She kindly stopped for me....
I am referencing Emily Dickinson's:
Because I could not stop for Death,The phrase keeps singing through my mind: Because I could not stop for Beauty, she kindly stopped for me. Why? Because, the other day, like so many other days, I felt that I did not have the time for art, more specifically to take up my father's invitation to attend a stunning performance of Wendall Berry's words performed chorally and musically by talented local musicians and artists. Because I have now lived long enough to know that even an over-full day benefits from art (and also, for goodness sakes, he's my Dad), I did accept his gracious invitation.
He kindly stopped for me;
The carriage held but just ourselves
And Immortality.
We slowly drove, he knew no haste,
And I had put away
My labor, and my leisure too,
For his civility...
The event was stunning.
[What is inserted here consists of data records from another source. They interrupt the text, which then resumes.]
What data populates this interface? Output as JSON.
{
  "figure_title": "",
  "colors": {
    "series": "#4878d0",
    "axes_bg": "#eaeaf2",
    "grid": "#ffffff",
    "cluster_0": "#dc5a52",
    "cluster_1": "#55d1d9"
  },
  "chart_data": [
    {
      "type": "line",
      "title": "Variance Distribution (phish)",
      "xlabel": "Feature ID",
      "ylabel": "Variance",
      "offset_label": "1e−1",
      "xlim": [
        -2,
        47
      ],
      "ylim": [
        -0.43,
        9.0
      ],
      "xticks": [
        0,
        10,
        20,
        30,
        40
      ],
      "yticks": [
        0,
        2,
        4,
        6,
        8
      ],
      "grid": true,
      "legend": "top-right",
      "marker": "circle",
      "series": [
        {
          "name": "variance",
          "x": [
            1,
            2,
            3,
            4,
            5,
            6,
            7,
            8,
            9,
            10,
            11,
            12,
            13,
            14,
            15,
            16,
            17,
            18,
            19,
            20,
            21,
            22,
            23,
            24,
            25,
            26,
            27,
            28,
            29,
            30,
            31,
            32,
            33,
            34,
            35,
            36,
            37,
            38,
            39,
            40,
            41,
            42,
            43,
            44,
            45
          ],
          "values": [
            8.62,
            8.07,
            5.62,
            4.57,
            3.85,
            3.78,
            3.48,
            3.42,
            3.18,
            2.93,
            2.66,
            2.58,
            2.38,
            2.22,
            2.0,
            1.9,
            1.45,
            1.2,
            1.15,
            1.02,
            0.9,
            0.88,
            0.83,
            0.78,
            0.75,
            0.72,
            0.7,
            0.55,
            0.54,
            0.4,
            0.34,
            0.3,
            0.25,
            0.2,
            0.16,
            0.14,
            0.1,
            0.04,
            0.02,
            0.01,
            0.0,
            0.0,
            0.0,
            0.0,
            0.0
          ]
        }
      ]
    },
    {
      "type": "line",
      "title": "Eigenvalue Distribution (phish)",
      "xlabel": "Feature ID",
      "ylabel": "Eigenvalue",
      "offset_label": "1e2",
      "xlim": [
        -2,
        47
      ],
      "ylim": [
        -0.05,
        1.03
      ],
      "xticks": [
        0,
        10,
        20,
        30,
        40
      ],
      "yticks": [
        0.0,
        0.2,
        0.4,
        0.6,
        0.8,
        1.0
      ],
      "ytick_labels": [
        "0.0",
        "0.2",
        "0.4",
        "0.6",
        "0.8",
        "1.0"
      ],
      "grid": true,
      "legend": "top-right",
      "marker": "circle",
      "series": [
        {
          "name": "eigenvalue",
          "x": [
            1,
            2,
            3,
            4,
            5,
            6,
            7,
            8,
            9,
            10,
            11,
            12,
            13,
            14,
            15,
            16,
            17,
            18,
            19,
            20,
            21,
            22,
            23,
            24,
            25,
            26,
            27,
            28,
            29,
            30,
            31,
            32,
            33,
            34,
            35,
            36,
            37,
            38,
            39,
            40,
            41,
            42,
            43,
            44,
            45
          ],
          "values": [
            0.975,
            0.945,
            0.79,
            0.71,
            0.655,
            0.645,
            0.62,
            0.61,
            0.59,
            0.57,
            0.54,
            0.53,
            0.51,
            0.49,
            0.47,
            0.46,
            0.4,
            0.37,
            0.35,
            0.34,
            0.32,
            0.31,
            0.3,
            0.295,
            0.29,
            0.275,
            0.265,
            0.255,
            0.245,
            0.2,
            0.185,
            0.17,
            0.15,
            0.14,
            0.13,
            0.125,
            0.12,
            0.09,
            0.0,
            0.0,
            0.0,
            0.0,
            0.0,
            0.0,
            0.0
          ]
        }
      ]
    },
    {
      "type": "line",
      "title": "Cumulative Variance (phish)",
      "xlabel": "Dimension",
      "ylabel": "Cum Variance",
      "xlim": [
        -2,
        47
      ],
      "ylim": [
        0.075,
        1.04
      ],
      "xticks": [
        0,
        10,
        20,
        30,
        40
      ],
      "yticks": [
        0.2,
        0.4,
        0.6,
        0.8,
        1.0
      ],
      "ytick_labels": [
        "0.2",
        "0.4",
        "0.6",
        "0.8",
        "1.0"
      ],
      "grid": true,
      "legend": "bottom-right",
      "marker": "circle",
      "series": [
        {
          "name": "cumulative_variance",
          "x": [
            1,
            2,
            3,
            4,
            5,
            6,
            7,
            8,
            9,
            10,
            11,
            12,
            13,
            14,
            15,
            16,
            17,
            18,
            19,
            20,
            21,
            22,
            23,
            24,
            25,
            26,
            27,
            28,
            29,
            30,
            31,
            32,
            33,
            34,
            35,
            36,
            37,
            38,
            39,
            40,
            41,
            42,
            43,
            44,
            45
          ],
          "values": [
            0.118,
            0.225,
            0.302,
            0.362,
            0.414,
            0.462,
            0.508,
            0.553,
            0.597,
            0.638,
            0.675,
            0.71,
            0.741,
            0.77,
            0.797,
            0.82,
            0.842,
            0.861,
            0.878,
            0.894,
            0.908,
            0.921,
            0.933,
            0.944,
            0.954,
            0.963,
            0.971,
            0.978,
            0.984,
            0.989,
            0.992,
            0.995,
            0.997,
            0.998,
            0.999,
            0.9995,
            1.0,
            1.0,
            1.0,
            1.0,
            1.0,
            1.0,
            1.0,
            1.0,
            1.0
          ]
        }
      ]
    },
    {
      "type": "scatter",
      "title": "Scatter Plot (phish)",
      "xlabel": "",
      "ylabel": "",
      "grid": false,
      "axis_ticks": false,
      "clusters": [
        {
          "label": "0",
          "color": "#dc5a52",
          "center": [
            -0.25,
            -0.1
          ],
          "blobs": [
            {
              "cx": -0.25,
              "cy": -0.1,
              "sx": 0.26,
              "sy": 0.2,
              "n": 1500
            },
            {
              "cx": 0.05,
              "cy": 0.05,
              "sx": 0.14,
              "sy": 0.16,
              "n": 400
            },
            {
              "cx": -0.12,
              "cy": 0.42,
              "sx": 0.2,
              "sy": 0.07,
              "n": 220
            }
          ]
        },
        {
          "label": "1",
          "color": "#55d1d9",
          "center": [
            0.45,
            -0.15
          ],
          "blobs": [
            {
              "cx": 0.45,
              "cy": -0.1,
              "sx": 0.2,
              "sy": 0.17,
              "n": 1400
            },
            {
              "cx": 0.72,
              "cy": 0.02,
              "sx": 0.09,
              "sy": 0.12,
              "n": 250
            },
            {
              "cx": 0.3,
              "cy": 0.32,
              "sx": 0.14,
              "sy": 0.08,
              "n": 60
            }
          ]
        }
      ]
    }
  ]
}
I wonder if the performers could feel us--the quietly riveted audeience. We were reluctant to clap between pieces. I think we sometimes were collectively holding our breath. This was because we were enraptured--caught up, waiting for the next movement. Clapping felt intrusive, a bit gauche. As alto wind, drum hollows, vocal symphonics wove together, there was a leaning in the room--like sunflowers following the sun; endings--attenuated and beautiful-- called more for a reverent bow.
But this is not a review. Instead I want to note how we sometimes don't stop for beauty. Recently, I spent several hours composing a rather clumsy Powerpoint slide show for my students that incorporates imagery, charts and music. I wanted to engage them emotionally...with something other than text and discussion. I ache to do this. One might partially explain this by noting that I am a poet, an artist, and thus some art is my preferred language. But also, I believe and there is some evidence to support this belief that art is key to education. (Dewey,Eisner, Sameshima, Clark, Pinar, Pink, Pillow)
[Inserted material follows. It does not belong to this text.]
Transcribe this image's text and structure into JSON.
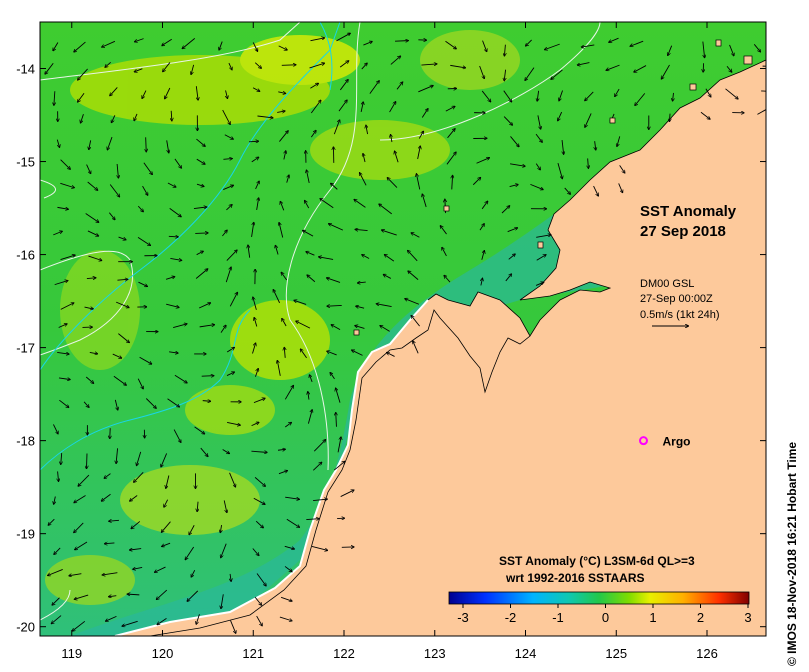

This is why I keep a picture of Galinda and her bowl on my desk. How can one apply language to Galinda's (performance art) walk--leaving the fragile mark of blood, the tracing lines of power, abuse and memory? In some ways talking/writing about it is simply inadequate. There are layers of knowledge, of wondering, of grief and hope and outrage, hope against hope reaching that can only be explored through witnessing and experiencing her art. I can write a treatise on it and that can be lovely. I can write a poem and that would be lovelier. (I'am heartened to know she is a poet, too.) By this I mean, it would leave more space for the engagement with what perhaps cannot be languaged. Because art engaing with art allows for a differenct space. Art, I propose is metaphor and metaphor gives us some space.
This direct apprehension in important. Giving it space and responding then, in kind. Perhaps we cannot teach this apprehension/engagement nor write it, even. But can we, as a part of human education--what my colleague Antonio Garcia terms a pedagogy of humanity--can we perhaps make it available? And then, in dialogue, in an atmosphere of collective care--what understandings might emerge?